Wikileaks founder Julian Assange will respond to Obama’s speech on CNN, according to the Wikileaks Twitter account:
WikiLeaks founder Julian Assange to respond live on CNN to Obama’s NSA speech this afternoon.
— WikiLeaks (@wikileaks) Jan. 17, 2014
Guardian journalist Glenn Greenwald, who has been working with Edward Snowden to disclose many of the NSA’s secrets, is already denouncing Obama’s speech as a PR stunt.
Here’s his comment to Al Jazeera America:
“It’s really just basically a PR gesture, a way to calm the public and to make them think there’s reform when in reality there really won’t be. And I think that if the public, at this point, has heard enough about what the NSA does and how invasive it is, that they’re going to need more than just a pretty speech from President Obama to feel as though their concerns have been addressed.”
Here’s the just-released document outlining the set of policies that Obama will outline today:
President Obama, who is almost always late for such speeches, is running behind again.
Obama’s motorcade left the White House for the Department of Justice at 11:03 a.m. —three minutes after his speech was scheduled to start.
National security adviser Susan Rice was spotted getting into the car with Obama.
President Obama is also ordering an end to eavesdropping on dozens of foreign heads of state who are friends or allies in an effort to restore trust in the intelligence community and in the the government’s ability to balance national security and privacy interests, according to an advance briefing on the speech.
And he will say he is taking steps to protect the privacy of foreigners by extending some of the protections currently given to Americans.
Obama opened his speech by stressing the importance of intelligence to Americans in wartime, dating from Paul Revere to the Cold War.
“Throughout this evolution, we’ve benefited from both the Constitution and our tradition of limited government,” Obama said.
Here are the major changes in U.S. policy on conducting surveillance both at home and abroad that Obama is proposing.
1) Obama has declared that U.S. spy agencies will no longer hold Americans’ phone records. As a result, the surveillance program that became the biggest Edward Snowden-related controversy will come to an end, at least as it is constructed now. This major shift will take months if not more to accomplish. In the meantime, President Obama is imposing new limits on the government’s ability to access such data.
2) Even so, Obama wants to ensure that the government can still access call records when it needs to. How is not yet clear. The White House cited options including requiring phone companies to hold onto their customers’ phone call records and grant government access under court order, or the creation of a new entity to serve as guardian of a massive call-records database.
3) Obama has ordered significant new restrictions on spying on close U.S. allies. Heads of states that are friendly with the United States will now be off-limits for electronic surveillance. White House officials said they already stopped collection on “dozens” of such targets. Still, there are loopholes. Obama isn’t making clear who qualifies as a close ally, and the restrictions don’t apply to foreign leaders’ aides.

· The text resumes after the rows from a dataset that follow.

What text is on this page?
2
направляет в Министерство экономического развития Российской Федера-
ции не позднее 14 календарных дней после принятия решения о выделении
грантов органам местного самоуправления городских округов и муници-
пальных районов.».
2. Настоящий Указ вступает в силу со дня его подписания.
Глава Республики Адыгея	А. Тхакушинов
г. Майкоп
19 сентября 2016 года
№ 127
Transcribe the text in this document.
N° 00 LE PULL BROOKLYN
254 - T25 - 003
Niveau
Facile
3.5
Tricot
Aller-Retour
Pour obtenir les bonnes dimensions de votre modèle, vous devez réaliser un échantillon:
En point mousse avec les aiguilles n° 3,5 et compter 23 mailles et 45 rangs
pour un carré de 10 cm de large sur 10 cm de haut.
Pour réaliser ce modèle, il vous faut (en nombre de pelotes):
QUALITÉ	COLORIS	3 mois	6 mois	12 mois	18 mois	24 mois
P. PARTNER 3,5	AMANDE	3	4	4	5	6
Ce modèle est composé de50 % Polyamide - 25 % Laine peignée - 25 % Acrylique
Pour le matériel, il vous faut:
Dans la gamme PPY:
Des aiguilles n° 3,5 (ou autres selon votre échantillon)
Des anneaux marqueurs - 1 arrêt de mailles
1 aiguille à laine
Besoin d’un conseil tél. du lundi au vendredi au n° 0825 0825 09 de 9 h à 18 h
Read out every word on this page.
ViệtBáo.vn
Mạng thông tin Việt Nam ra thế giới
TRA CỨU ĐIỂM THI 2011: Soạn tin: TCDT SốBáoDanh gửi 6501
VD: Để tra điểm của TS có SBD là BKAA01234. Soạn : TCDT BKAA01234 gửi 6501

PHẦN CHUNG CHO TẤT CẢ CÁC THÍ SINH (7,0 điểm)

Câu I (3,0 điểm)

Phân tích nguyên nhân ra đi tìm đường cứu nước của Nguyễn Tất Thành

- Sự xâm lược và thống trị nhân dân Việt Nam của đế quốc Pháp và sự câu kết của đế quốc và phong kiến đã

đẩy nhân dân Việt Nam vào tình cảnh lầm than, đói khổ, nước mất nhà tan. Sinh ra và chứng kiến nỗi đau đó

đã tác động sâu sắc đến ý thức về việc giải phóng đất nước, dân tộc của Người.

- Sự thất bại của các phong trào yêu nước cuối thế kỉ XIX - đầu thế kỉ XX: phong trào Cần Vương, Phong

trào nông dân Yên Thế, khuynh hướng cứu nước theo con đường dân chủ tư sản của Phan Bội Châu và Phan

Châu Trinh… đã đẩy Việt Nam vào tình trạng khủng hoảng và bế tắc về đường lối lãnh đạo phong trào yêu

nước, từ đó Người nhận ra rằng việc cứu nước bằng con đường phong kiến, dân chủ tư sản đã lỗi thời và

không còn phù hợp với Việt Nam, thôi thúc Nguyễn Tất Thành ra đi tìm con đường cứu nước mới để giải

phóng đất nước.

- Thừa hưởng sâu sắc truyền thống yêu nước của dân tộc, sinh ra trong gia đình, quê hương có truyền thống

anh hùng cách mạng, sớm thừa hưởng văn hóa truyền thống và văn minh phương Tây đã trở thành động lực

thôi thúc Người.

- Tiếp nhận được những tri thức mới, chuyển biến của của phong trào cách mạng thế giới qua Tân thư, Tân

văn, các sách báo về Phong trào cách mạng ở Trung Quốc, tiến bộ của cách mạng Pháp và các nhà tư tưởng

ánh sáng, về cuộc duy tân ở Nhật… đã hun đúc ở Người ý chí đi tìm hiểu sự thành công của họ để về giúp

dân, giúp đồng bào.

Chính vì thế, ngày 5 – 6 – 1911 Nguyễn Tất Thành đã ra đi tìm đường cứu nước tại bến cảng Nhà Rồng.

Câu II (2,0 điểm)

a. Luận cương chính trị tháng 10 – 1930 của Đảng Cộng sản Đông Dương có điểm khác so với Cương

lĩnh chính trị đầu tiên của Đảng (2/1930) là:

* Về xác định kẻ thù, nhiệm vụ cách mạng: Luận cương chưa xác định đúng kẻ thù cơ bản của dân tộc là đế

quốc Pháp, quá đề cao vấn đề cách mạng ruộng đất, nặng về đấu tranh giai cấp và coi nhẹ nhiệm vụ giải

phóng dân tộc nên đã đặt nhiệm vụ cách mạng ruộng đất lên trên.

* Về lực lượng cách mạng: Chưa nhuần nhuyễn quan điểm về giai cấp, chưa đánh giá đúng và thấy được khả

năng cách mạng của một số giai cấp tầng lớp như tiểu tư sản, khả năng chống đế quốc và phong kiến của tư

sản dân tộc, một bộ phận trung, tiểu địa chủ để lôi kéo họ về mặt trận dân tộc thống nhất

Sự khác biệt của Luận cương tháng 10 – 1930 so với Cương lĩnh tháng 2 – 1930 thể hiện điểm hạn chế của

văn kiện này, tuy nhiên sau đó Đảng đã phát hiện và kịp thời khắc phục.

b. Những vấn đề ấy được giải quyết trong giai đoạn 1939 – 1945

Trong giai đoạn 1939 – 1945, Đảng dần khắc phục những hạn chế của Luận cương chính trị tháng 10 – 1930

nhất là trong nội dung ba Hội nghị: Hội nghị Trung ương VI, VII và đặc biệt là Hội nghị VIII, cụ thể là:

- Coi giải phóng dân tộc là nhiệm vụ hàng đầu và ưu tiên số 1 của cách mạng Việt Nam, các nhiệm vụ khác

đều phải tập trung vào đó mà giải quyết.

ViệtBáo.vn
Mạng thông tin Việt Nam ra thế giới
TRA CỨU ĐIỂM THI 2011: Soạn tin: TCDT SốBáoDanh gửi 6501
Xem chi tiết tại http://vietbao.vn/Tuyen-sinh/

4) Obama is calling for the creation of a new panel to serve as public advocates in cases handled by a special surveillance court. Members of the panel would be cleared to appear before a court that has approved massive surveillance programs entirely in secret, with no input from the public or those who would be surveillance targets. Creating the new panel would require action by Congress.
5) Obama is also promising new privacy protections for foreigners, aiming to assure citizens of countries in Europe and elsewhere that they won’t be swept up in U.S. surveillance unless there is a compelling national security purpose for the United States. The new rules are to be developed in the coming months.